Dominican Republic Revenues
The core of the government's fiscal problems lay on the
revenue side. Starting in 1970, revenues, as a percentage
of GDP,
steadily declined. These revenues hit a low in 1982, as
the
result of generous tax exemptions for industry. Many
economists
criticized the role of fiscal exemptions in the island's
industrialization because the government thereby forfeited
badly
needed revenues in favor of job creation. In 1983 the
government
introduced a 6-percent value-added tax and initiated a
number of
ad hoc taxes on international trade, licensing, luxury
items, and
foreign exchange transactions. These new taxes, however,
did not
make up for the loss of revenue that had resulted from the
low
rates of taxation on income and business profits.
A fundamental feature of the nation's tax system was
the low
level of taxes on income and profits. In 1985 income taxes
represented only 0.6 percent of GDP, well below the
average of 2
percent of GDP for all developing countries. Furthermore,
the
income tax was effectively regressive because it utilized
a flat
rate and allowed numerous exemptions. Most new
corporations,
generally the most dynamic, benefited from at least one of
the
many fiscal incentives, and these enterprises therefore
added
little to the public coffers. In 1987 taxes on income and
profits
accounted for 19 percent of total tax revenue.

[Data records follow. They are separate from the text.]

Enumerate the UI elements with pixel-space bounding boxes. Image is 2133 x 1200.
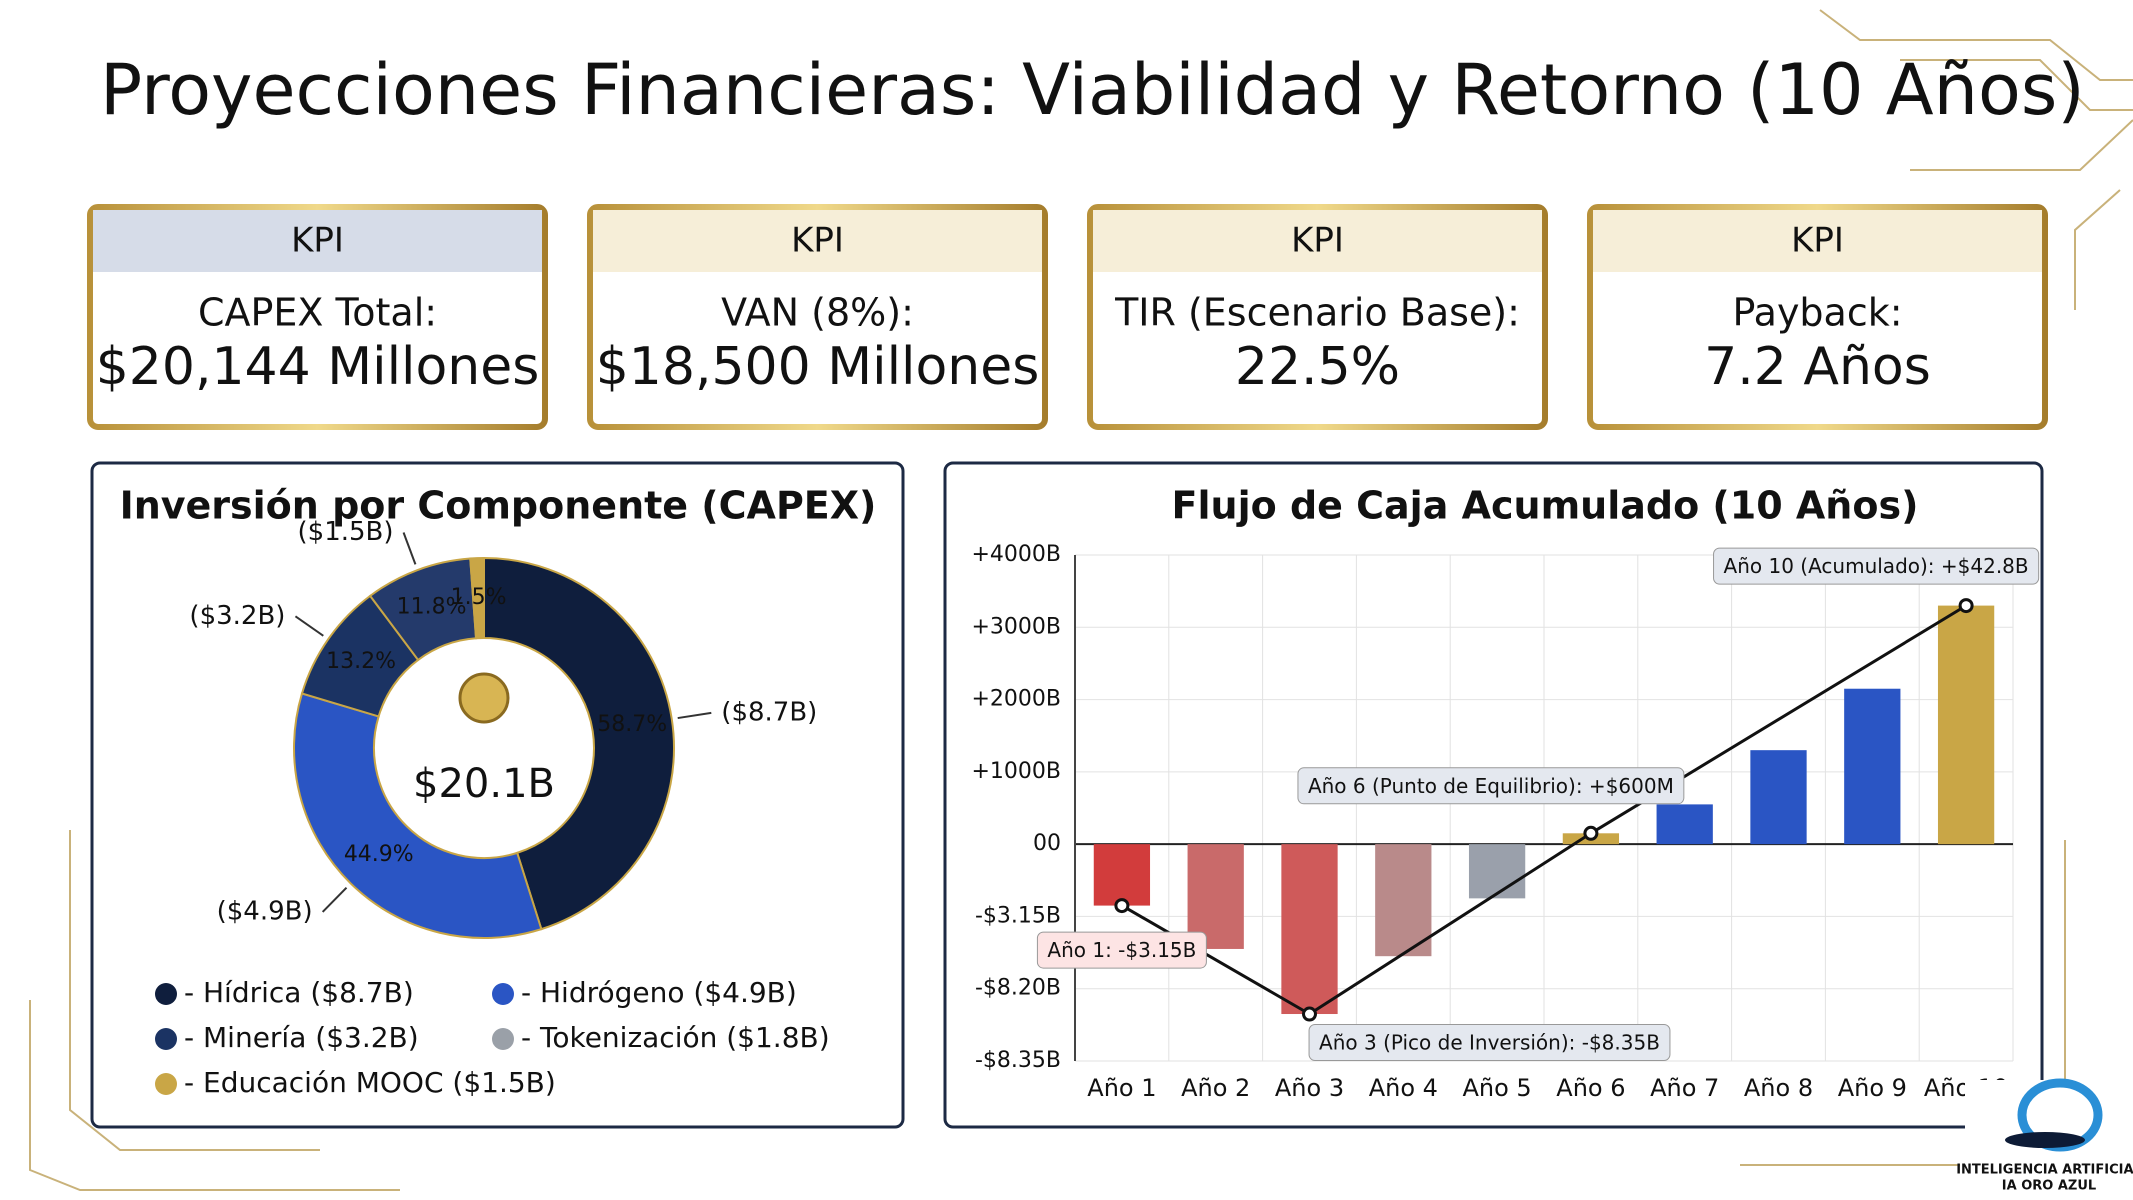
y-tick-label: +3000B <box>971 614 1061 639</box>
bar <box>1187 844 1244 949</box>
legend-swatch <box>492 1028 514 1050</box>
callout-label: ($8.7B) <box>721 697 817 727</box>
kpi-value: 22.5% <box>1235 337 1400 397</box>
bar <box>1750 750 1807 845</box>
x-tick-label: Año 2 <box>1181 1074 1250 1102</box>
legend-label: - Minería ($3.2B) <box>184 1021 419 1054</box>
legend-swatch <box>155 983 177 1005</box>
donut-segment <box>293 692 543 939</box>
kpi-label: Payback: <box>1732 291 1902 335</box>
x-tick-label: Año 3 <box>1275 1074 1344 1102</box>
legend-swatch <box>155 1073 177 1095</box>
x-tick-label: Año 6 <box>1556 1074 1625 1102</box>
bar <box>1281 844 1338 1015</box>
y-tick-label: -$8.35B <box>975 1048 1061 1073</box>
y-tick-label: 00 <box>1033 831 1061 856</box>
annotation-box <box>1297 767 1685 805</box>
donut-panel <box>90 461 905 1129</box>
kpi-value: 7.2 Años <box>1704 337 1931 397</box>
coin-icon <box>458 672 510 724</box>
bar <box>1093 844 1151 906</box>
kpi-header <box>93 210 542 272</box>
segment-label: 13.2% <box>326 649 396 674</box>
bar <box>1468 844 1526 899</box>
callout-line <box>321 886 348 913</box>
bar-title: Flujo de Caja Acumulado (10 Años) <box>1172 484 1919 528</box>
kpi-header-text: KPI <box>791 221 844 261</box>
x-tick-label: Año 5 <box>1462 1074 1531 1102</box>
bar <box>1844 688 1901 845</box>
legend-label: - Educación MOOC ($1.5B) <box>184 1066 556 1099</box>
bar <box>1375 844 1432 957</box>
line-point <box>1302 1006 1317 1022</box>
x-tick-label: Año 8 <box>1744 1074 1813 1102</box>
line-point <box>1583 825 1599 841</box>
callout-label: ($3.2B) <box>189 601 285 631</box>
logo-text: INTELIGENCIA ARTIFICIAL <box>1956 1163 2133 1178</box>
legend-label: - Tokenización ($1.8B) <box>521 1021 830 1054</box>
kpi-header-text: KPI <box>1791 221 1844 261</box>
y-tick-label: -$8.20B <box>975 976 1061 1001</box>
annotation: Año 6 (Punto de Equilibrio): +$600M <box>1308 774 1674 798</box>
annotation: Año 3 (Pico de Inversión): -$8.35B <box>1319 1031 1660 1055</box>
callout-line <box>677 711 712 720</box>
callout-label: ($4.9B) <box>217 896 313 926</box>
kpi-label: VAN (8%): <box>721 291 914 335</box>
kpi-header-text: KPI <box>291 221 344 261</box>
logo-text: IA ORO AZUL <box>2002 1179 2096 1194</box>
y-tick-label: +1000B <box>971 759 1061 784</box>
kpi-label: CAPEX Total: <box>198 291 437 335</box>
legend-swatch <box>155 1028 177 1050</box>
line-point <box>1958 598 1974 614</box>
kpi-header <box>1093 210 1542 272</box>
annotation-box <box>1308 1024 1671 1062</box>
donut-segment <box>469 556 485 640</box>
cumulative-line <box>1121 604 1967 1016</box>
annotation: Año 1: -$3.15B <box>1047 938 1196 962</box>
kpi-value: $18,500 Millones <box>596 337 1040 397</box>
y-tick-label: -$3.15B <box>975 903 1061 928</box>
logo: INTELIGENCIA ARTIFICIAL IA ORO AZUL <box>1956 1078 2133 1200</box>
donut-segment <box>483 556 675 931</box>
segment-label: 58.7% <box>597 712 667 737</box>
kpi-value: $20,144 Millones <box>96 337 540 397</box>
legend-swatch <box>492 983 514 1005</box>
legend-label: - Hidrógeno ($4.9B) <box>521 976 797 1009</box>
segment-label: 44.9% <box>344 842 414 867</box>
callout-line <box>402 532 417 565</box>
legend-label: - Hídrica ($8.7B) <box>184 976 414 1009</box>
segment-label: 11.8% <box>397 594 467 619</box>
donut-title: Inversión por Componente (CAPEX) <box>120 484 877 528</box>
segment-label: 1.5% <box>451 585 507 610</box>
page-title: Proyecciones Financieras: Viabilidad y R… <box>100 49 2085 131</box>
annotation-box <box>1036 931 1207 969</box>
kpi-header <box>1593 210 2042 272</box>
y-tick-label: +2000B <box>971 687 1061 712</box>
kpi-label: TIR (Escenario Base): <box>1114 291 1520 335</box>
bar <box>1937 605 1995 845</box>
center-label: $20.1B <box>413 761 555 807</box>
bar <box>1656 804 1713 845</box>
circuit-decoration <box>29 9 2133 1191</box>
kpi-header-text: KPI <box>1291 221 1344 261</box>
callout-line <box>294 615 324 637</box>
kpi-header <box>593 210 1042 272</box>
annotation-box <box>1713 547 2040 585</box>
x-tick-label: Año 4 <box>1369 1074 1438 1102</box>
x-tick-label: Año 7 <box>1650 1074 1719 1102</box>
y-tick-label: +4000B <box>971 542 1061 567</box>
line-point <box>1114 898 1130 914</box>
x-tick-label: Año 9 <box>1838 1074 1907 1102</box>
callout-label: ($1.5B) <box>298 517 394 547</box>
x-tick-label: Año 1 <box>1087 1074 1156 1102</box>
annotation: Año 10 (Acumulado): +$42.8B <box>1724 554 2029 578</box>
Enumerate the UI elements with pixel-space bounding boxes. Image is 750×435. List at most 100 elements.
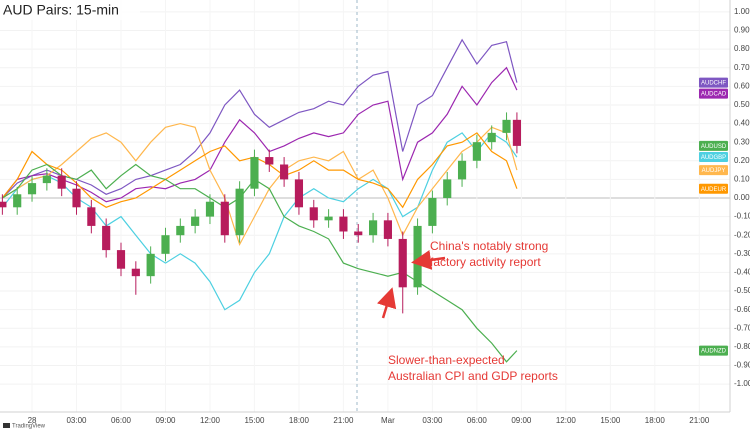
candle-body bbox=[27, 183, 37, 195]
series bbox=[1, 38, 518, 363]
x-tick-label: 09:00 bbox=[511, 416, 532, 425]
y-tick-label: 0.30% bbox=[734, 137, 750, 146]
candle-body bbox=[191, 216, 200, 226]
candle-body bbox=[294, 179, 304, 208]
candle-body bbox=[457, 160, 467, 180]
candle-body bbox=[324, 216, 333, 221]
y-tick-label: -0.10% bbox=[734, 212, 750, 221]
legend-tag bbox=[699, 140, 728, 151]
y-tick-label: 0.80% bbox=[734, 44, 750, 53]
candle-body bbox=[428, 197, 437, 226]
candle-body bbox=[339, 216, 348, 232]
legend-label: AUDNZD bbox=[701, 349, 727, 355]
candle-body bbox=[116, 250, 126, 269]
series-line bbox=[1, 38, 518, 199]
y-tick-label: 0.50% bbox=[734, 100, 750, 109]
x-tick-label: 15:00 bbox=[244, 416, 265, 425]
series-line bbox=[2, 122, 518, 247]
legend-tag bbox=[699, 88, 728, 99]
chart-title: AUD Pairs: 15-min bbox=[3, 2, 119, 18]
x-tick-label: 18:00 bbox=[289, 416, 310, 425]
x-tick-label: 03:00 bbox=[66, 416, 87, 425]
candle-body bbox=[176, 225, 185, 236]
candle-body bbox=[265, 157, 274, 165]
y-tick-label: 0.20% bbox=[734, 156, 750, 165]
candle-body bbox=[146, 253, 155, 277]
candle-body bbox=[354, 231, 363, 236]
y-tick-label: -0.30% bbox=[734, 249, 750, 258]
axes: 1.00% 0.90% 0.80% 0.70% 0.60% 0.50% 0.40% 0.30%… bbox=[28, 7, 750, 425]
annotation-text: Slower-than-expected bbox=[388, 353, 505, 367]
candle-body bbox=[398, 238, 407, 288]
candle-body bbox=[0, 201, 7, 208]
candle-body bbox=[472, 142, 481, 161]
candle-body bbox=[57, 175, 66, 189]
x-tick-label: Mar bbox=[381, 416, 395, 425]
candle-body bbox=[13, 194, 22, 208]
legend-tag bbox=[699, 152, 728, 163]
y-tick-label: -0.40% bbox=[734, 268, 750, 277]
candle-body bbox=[487, 132, 496, 143]
y-tick-label: 0.70% bbox=[734, 63, 750, 72]
series-line bbox=[2, 163, 518, 363]
y-tick-label: 0.10% bbox=[734, 174, 750, 183]
candle-body bbox=[131, 268, 140, 277]
candle-body bbox=[205, 201, 215, 217]
x-tick-label: 28 bbox=[28, 416, 37, 425]
candle-body bbox=[443, 179, 452, 198]
y-tick-label: -0.80% bbox=[734, 342, 750, 351]
candle-body bbox=[161, 235, 170, 254]
source: TradingView bbox=[12, 424, 46, 430]
y-tick-label: 0.60% bbox=[734, 81, 750, 90]
legend-tag bbox=[699, 183, 728, 194]
legend-tag bbox=[699, 345, 728, 356]
x-tick-label: 21:00 bbox=[333, 416, 354, 425]
x-tick-label: 12:00 bbox=[556, 416, 577, 425]
annotation-text: factory activity report bbox=[430, 255, 541, 269]
y-tick-label: -0.70% bbox=[734, 323, 750, 332]
y-tick-label: 0.40% bbox=[734, 119, 750, 128]
series-line bbox=[1, 132, 518, 209]
candle-body bbox=[280, 164, 289, 180]
y-tick-label: -0.60% bbox=[734, 305, 750, 314]
candle-body bbox=[309, 207, 318, 221]
x-tick-label: 18:00 bbox=[645, 416, 666, 425]
legend-label: AUDCAD bbox=[701, 92, 727, 98]
x-tick-label: 12:00 bbox=[200, 416, 221, 425]
x-tick-label: 06:00 bbox=[111, 416, 132, 425]
y-tick-label: -0.90% bbox=[734, 361, 750, 370]
legend-tag bbox=[699, 77, 728, 88]
x-tick-label: 06:00 bbox=[467, 416, 488, 425]
candle-body bbox=[502, 119, 511, 133]
candle-body bbox=[87, 207, 96, 226]
legend-label: AUDEUR bbox=[701, 187, 727, 193]
legend-label: AUDCHF bbox=[701, 81, 726, 87]
candle-body bbox=[102, 225, 111, 251]
title-bg bbox=[0, 0, 140, 20]
legend-tag bbox=[699, 165, 728, 176]
candle-body bbox=[512, 119, 521, 146]
logo-icon bbox=[3, 423, 10, 428]
legend-label: AUDGBP bbox=[701, 155, 726, 161]
annotation-arrow bbox=[411, 250, 446, 270]
x-tick-label: 21:00 bbox=[689, 416, 710, 425]
legend-label: AUDUSD bbox=[701, 144, 727, 150]
y-tick-label: 0.90% bbox=[734, 26, 750, 35]
y-tick-label: 0.00% bbox=[734, 193, 750, 202]
y-tick-label: -0.20% bbox=[734, 230, 750, 239]
candle-body bbox=[220, 201, 229, 236]
candle-body bbox=[235, 188, 244, 236]
candle-body bbox=[369, 220, 378, 236]
annotation-arrow bbox=[377, 287, 397, 319]
y-tick-label: -0.50% bbox=[734, 286, 750, 295]
y-tick-label: 1.00% bbox=[734, 7, 750, 16]
annotation-text: Australian CPI and GDP reports bbox=[388, 369, 558, 383]
candle-body bbox=[42, 175, 51, 184]
annotation-text: China's notably strong bbox=[430, 239, 548, 253]
x-tick-label: 09:00 bbox=[155, 416, 176, 425]
x-tick-label: 15:00 bbox=[600, 416, 621, 425]
y-tick-label: -1.00% bbox=[734, 379, 750, 388]
candle-body bbox=[72, 188, 81, 208]
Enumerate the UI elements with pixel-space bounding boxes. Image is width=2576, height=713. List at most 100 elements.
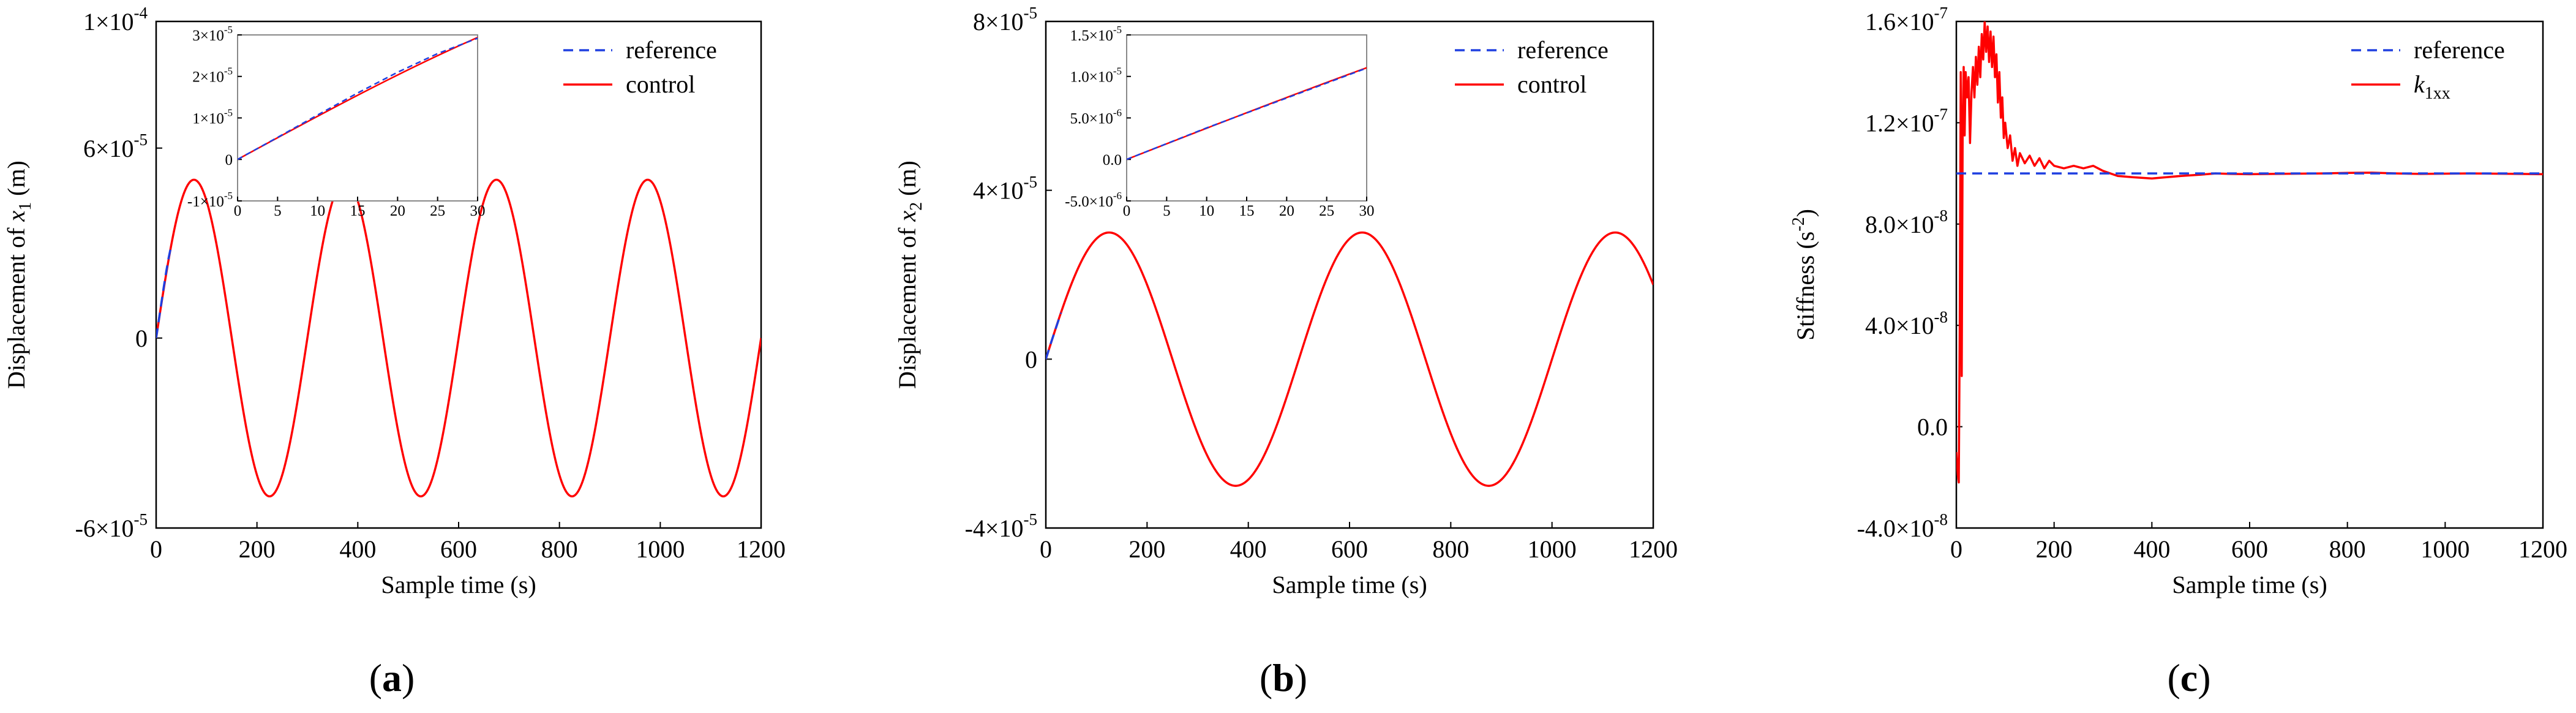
x-tick-label: 600 — [440, 535, 477, 563]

Because of
the
political strength of the local and the foreign business
communities, major reforms in this section of the tax law
were
unlikely
(see Dominican Republic - Interest Groups
, ch. 4).
In addition to personal and corporate income taxes,
goods and
services and international trade were also taxed. Taxes on
goods
and services equalled 36 percent of all taxes in 1987,
whereas
those on international trade had reached 43 percent, a
relatively
high share. Steep import tariffs and export taxes on
principal
commodities constituted the bulk of taxes on trade.
Dominican
authorities found taxes on imports and exports far easier
to
legislate and to collect than domestic taxes, despite the
fact
that they created numerous economic disincentives. Non-tax
revenues, such as government income from property and
other
equity, provided 12 percent of total revenues in 1987.